I also lose my setups frequently to snags, will definitely give this technique a shot ThunderHawk! Question for you guys though: I use a 10# main line, float, then barrel swivel, 6# fluoro leader with shots staggered then a jig or spawn. I can't figure out why I regularly lose my float too (on main line) when my snags break off?

Oh and I went 1-1 on Rocky Monday evening after work, caught nice buck on pink SS.


----------



## BigDaddy300 (Nov 1, 2004)

Your barrel swivel is breaking off on the mainline side and the line shoots back through the float. What kind of mainline and leader are you using?


----------



## steelie4u (Mar 18, 2009)

JFeeds said:


> I had the day off and it was a beautiful day, so I figured it would be a good equation to catch some chrome.
> 
> Not for me at least
> 
> ...



I fished the lower end and landed 6 lost 3 more, fished from 8am till 11a.m. all were very good sized males


----------



## Bucho (Jun 28, 2007)

BigDaddy300 said:


> Your barrel swivel is breaking off on the mainline side and the line shoots back through the float. What kind of mainline and leader are you using?


10# Vanish, swivel, 6# Trilene.


----------



## BigDaddy300 (Nov 1, 2004)

Bucho said:


> 10# Vanish, swivel, 6# Trilene.


The vanish may be your problem. I tried it once as leader and did not like it and have heard of guys having problems also. If you wanna stick with Berkley switch them around. Get a heavier Trilene for your mainline and a smaller Vanish as your leader. Trilene will work but I would get a different leader material.


----------



## Bucho (Jun 28, 2007)

BigDaddy300 said:


> The vanish may be your problem. I tried it once as leader and did not like it and have heard of guys having problems also. If you wanna stick with Berkley switch them around. Get a heavier Trilene for your mainline and a smaller Vanish as your leader. Trilene will work but I would get a different leader material.


I'll give it a shot, thanks BD300. I didn't have nearly as many "float losses" when I was using 10# vanish, 4# fluoro.
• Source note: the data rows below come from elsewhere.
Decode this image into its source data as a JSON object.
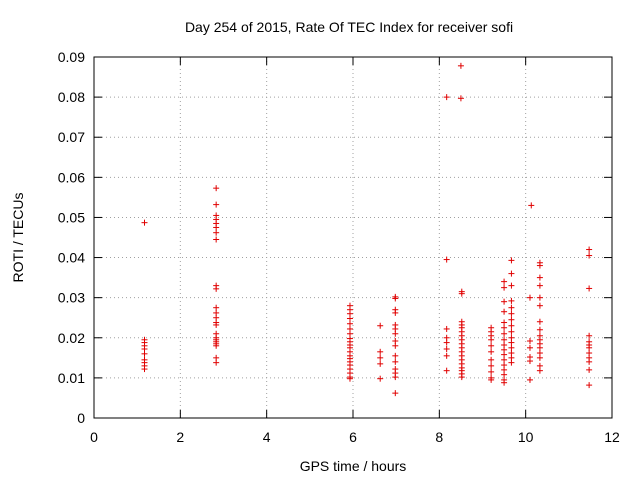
{
  "chart_data": {
    "type": "scatter",
    "title": "Day 254 of 2015, Rate Of TEC Index for receiver sofi",
    "xlabel": "GPS time / hours",
    "ylabel": "ROTI / TECUs",
    "xlim": [
      0,
      12
    ],
    "ylim": [
      0,
      0.09
    ],
    "xticks": [
      0,
      2,
      4,
      6,
      8,
      10,
      12
    ],
    "yticks": [
      0,
      0.01,
      0.02,
      0.03,
      0.04,
      0.05,
      0.06,
      0.07,
      0.08,
      0.09
    ],
    "xtick_labels": [
      "0",
      "2",
      "4",
      "6",
      "8",
      "10",
      "12"
    ],
    "ytick_labels": [
      "0",
      "0.01",
      "0.02",
      "0.03",
      "0.04",
      "0.05",
      "0.06",
      "0.07",
      "0.08",
      "0.09"
    ],
    "grid": true,
    "marker": "+",
    "series": [
      {
        "name": "ROTI",
        "color": "#e00000",
        "points": [
          [
            1.17,
            0.0487
          ],
          [
            1.17,
            0.0195
          ],
          [
            1.17,
            0.0188
          ],
          [
            1.17,
            0.018
          ],
          [
            1.17,
            0.0172
          ],
          [
            1.17,
            0.016
          ],
          [
            1.17,
            0.0145
          ],
          [
            1.17,
            0.0138
          ],
          [
            1.17,
            0.013
          ],
          [
            1.17,
            0.0122
          ],
          [
            2.83,
            0.0573
          ],
          [
            2.83,
            0.0532
          ],
          [
            2.83,
            0.0505
          ],
          [
            2.83,
            0.0495
          ],
          [
            2.83,
            0.0485
          ],
          [
            2.83,
            0.0475
          ],
          [
            2.83,
            0.0462
          ],
          [
            2.83,
            0.0445
          ],
          [
            2.83,
            0.033
          ],
          [
            2.83,
            0.0322
          ],
          [
            2.83,
            0.0275
          ],
          [
            2.83,
            0.0262
          ],
          [
            2.83,
            0.025
          ],
          [
            2.83,
            0.0238
          ],
          [
            2.83,
            0.0232
          ],
          [
            2.83,
            0.021
          ],
          [
            2.83,
            0.02
          ],
          [
            2.83,
            0.0195
          ],
          [
            2.83,
            0.019
          ],
          [
            2.83,
            0.0185
          ],
          [
            2.83,
            0.018
          ],
          [
            2.83,
            0.015
          ],
          [
            2.83,
            0.0138
          ],
          [
            5.93,
            0.028
          ],
          [
            5.93,
            0.027
          ],
          [
            5.93,
            0.026
          ],
          [
            5.93,
            0.0248
          ],
          [
            5.93,
            0.0235
          ],
          [
            5.93,
            0.0222
          ],
          [
            5.93,
            0.021
          ],
          [
            5.93,
            0.0198
          ],
          [
            5.93,
            0.019
          ],
          [
            5.93,
            0.0182
          ],
          [
            5.93,
            0.0175
          ],
          [
            5.93,
            0.0165
          ],
          [
            5.93,
            0.0155
          ],
          [
            5.93,
            0.0148
          ],
          [
            5.93,
            0.014
          ],
          [
            5.93,
            0.0132
          ],
          [
            5.93,
            0.0122
          ],
          [
            5.93,
            0.0112
          ],
          [
            5.93,
            0.0102
          ],
          [
            5.93,
            0.0098
          ],
          [
            6.63,
            0.023
          ],
          [
            6.63,
            0.0165
          ],
          [
            6.63,
            0.015
          ],
          [
            6.63,
            0.0135
          ],
          [
            6.63,
            0.0098
          ],
          [
            6.98,
            0.0302
          ],
          [
            6.98,
            0.0298
          ],
          [
            6.98,
            0.027
          ],
          [
            6.98,
            0.0262
          ],
          [
            6.98,
            0.0232
          ],
          [
            6.98,
            0.0222
          ],
          [
            6.98,
            0.021
          ],
          [
            6.98,
            0.0192
          ],
          [
            6.98,
            0.018
          ],
          [
            6.98,
            0.0155
          ],
          [
            6.98,
            0.014
          ],
          [
            6.98,
            0.0122
          ],
          [
            6.98,
            0.0112
          ],
          [
            6.98,
            0.0102
          ],
          [
            6.98,
            0.0062
          ],
          [
            8.17,
            0.08
          ],
          [
            8.17,
            0.0395
          ],
          [
            8.17,
            0.0222
          ],
          [
            8.17,
            0.02
          ],
          [
            8.17,
            0.0188
          ],
          [
            8.17,
            0.0172
          ],
          [
            8.17,
            0.0155
          ],
          [
            8.17,
            0.0118
          ],
          [
            8.5,
            0.0878
          ],
          [
            8.5,
            0.0797
          ],
          [
            8.52,
            0.0315
          ],
          [
            8.52,
            0.031
          ],
          [
            8.52,
            0.024
          ],
          [
            8.52,
            0.0232
          ],
          [
            8.52,
            0.0225
          ],
          [
            8.52,
            0.0215
          ],
          [
            8.52,
            0.0205
          ],
          [
            8.52,
            0.0195
          ],
          [
            8.52,
            0.0185
          ],
          [
            8.52,
            0.0175
          ],
          [
            8.52,
            0.0165
          ],
          [
            8.52,
            0.0155
          ],
          [
            8.52,
            0.0145
          ],
          [
            8.52,
            0.0135
          ],
          [
            8.52,
            0.0125
          ],
          [
            8.52,
            0.0118
          ],
          [
            8.52,
            0.011
          ],
          [
            8.52,
            0.0102
          ],
          [
            9.2,
            0.0225
          ],
          [
            9.2,
            0.0215
          ],
          [
            9.2,
            0.0205
          ],
          [
            9.2,
            0.0195
          ],
          [
            9.2,
            0.018
          ],
          [
            9.2,
            0.0165
          ],
          [
            9.2,
            0.0145
          ],
          [
            9.2,
            0.013
          ],
          [
            9.2,
            0.0115
          ],
          [
            9.2,
            0.01
          ],
          [
            9.2,
            0.0095
          ],
          [
            9.5,
            0.034
          ],
          [
            9.5,
            0.0325
          ],
          [
            9.5,
            0.029
          ],
          [
            9.5,
            0.0265
          ],
          [
            9.5,
            0.0238
          ],
          [
            9.5,
            0.0225
          ],
          [
            9.5,
            0.021
          ],
          [
            9.5,
            0.0195
          ],
          [
            9.5,
            0.0182
          ],
          [
            9.5,
            0.017
          ],
          [
            9.5,
            0.0158
          ],
          [
            9.5,
            0.0145
          ],
          [
            9.5,
            0.0132
          ],
          [
            9.5,
            0.012
          ],
          [
            9.5,
            0.0108
          ],
          [
            9.5,
            0.0095
          ],
          [
            9.5,
            0.0088
          ],
          [
            9.67,
            0.0393
          ],
          [
            9.67,
            0.036
          ],
          [
            9.67,
            0.033
          ],
          [
            9.67,
            0.0292
          ],
          [
            9.67,
            0.0275
          ],
          [
            9.67,
            0.026
          ],
          [
            9.67,
            0.0245
          ],
          [
            9.67,
            0.023
          ],
          [
            9.67,
            0.0215
          ],
          [
            9.67,
            0.02
          ],
          [
            9.67,
            0.0188
          ],
          [
            9.67,
            0.0175
          ],
          [
            9.67,
            0.0162
          ],
          [
            9.67,
            0.015
          ],
          [
            9.67,
            0.0138
          ],
          [
            10.13,
            0.053
          ],
          [
            10.1,
            0.03
          ],
          [
            10.1,
            0.0192
          ],
          [
            10.1,
            0.0175
          ],
          [
            10.1,
            0.0152
          ],
          [
            10.1,
            0.0142
          ],
          [
            10.1,
            0.0095
          ],
          [
            10.33,
            0.0387
          ],
          [
            10.33,
            0.038
          ],
          [
            10.33,
            0.035
          ],
          [
            10.33,
            0.033
          ],
          [
            10.33,
            0.03
          ],
          [
            10.33,
            0.028
          ],
          [
            10.33,
            0.024
          ],
          [
            10.33,
            0.022
          ],
          [
            10.33,
            0.0205
          ],
          [
            10.33,
            0.0195
          ],
          [
            10.33,
            0.0185
          ],
          [
            10.33,
            0.0175
          ],
          [
            10.33,
            0.0162
          ],
          [
            10.33,
            0.015
          ],
          [
            10.33,
            0.013
          ],
          [
            10.33,
            0.0118
          ],
          [
            11.47,
            0.042
          ],
          [
            11.47,
            0.0405
          ],
          [
            11.47,
            0.0323
          ],
          [
            11.47,
            0.0205
          ],
          [
            11.47,
            0.019
          ],
          [
            11.47,
            0.0182
          ],
          [
            11.47,
            0.0175
          ],
          [
            11.47,
            0.0162
          ],
          [
            11.47,
            0.015
          ],
          [
            11.47,
            0.014
          ],
          [
            11.47,
            0.012
          ],
          [
            11.47,
            0.0082
          ]
        ]
      }
    ]
  }
}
Of course then I lost 2 good steelhead in one day on breakoffs and upgraded to the 6#.

I didn't really think about my setup I described but its fluoro/mainline fluoro/leader, does that matter?


----------



## Fisherman123 (Apr 30, 2011)

I live over by the emerald necklace marina area in lakewood. ive never gone for steels before and was wondering if anyone could give some tips on how to fish for them and if i'm close to any spots that have fish. i was thinking mabye the dog park? anyways any help would be greatly appreciated. oh and i dont have a boat and can only shore fish and i do not have a fly rod. thanks again for any help!


----------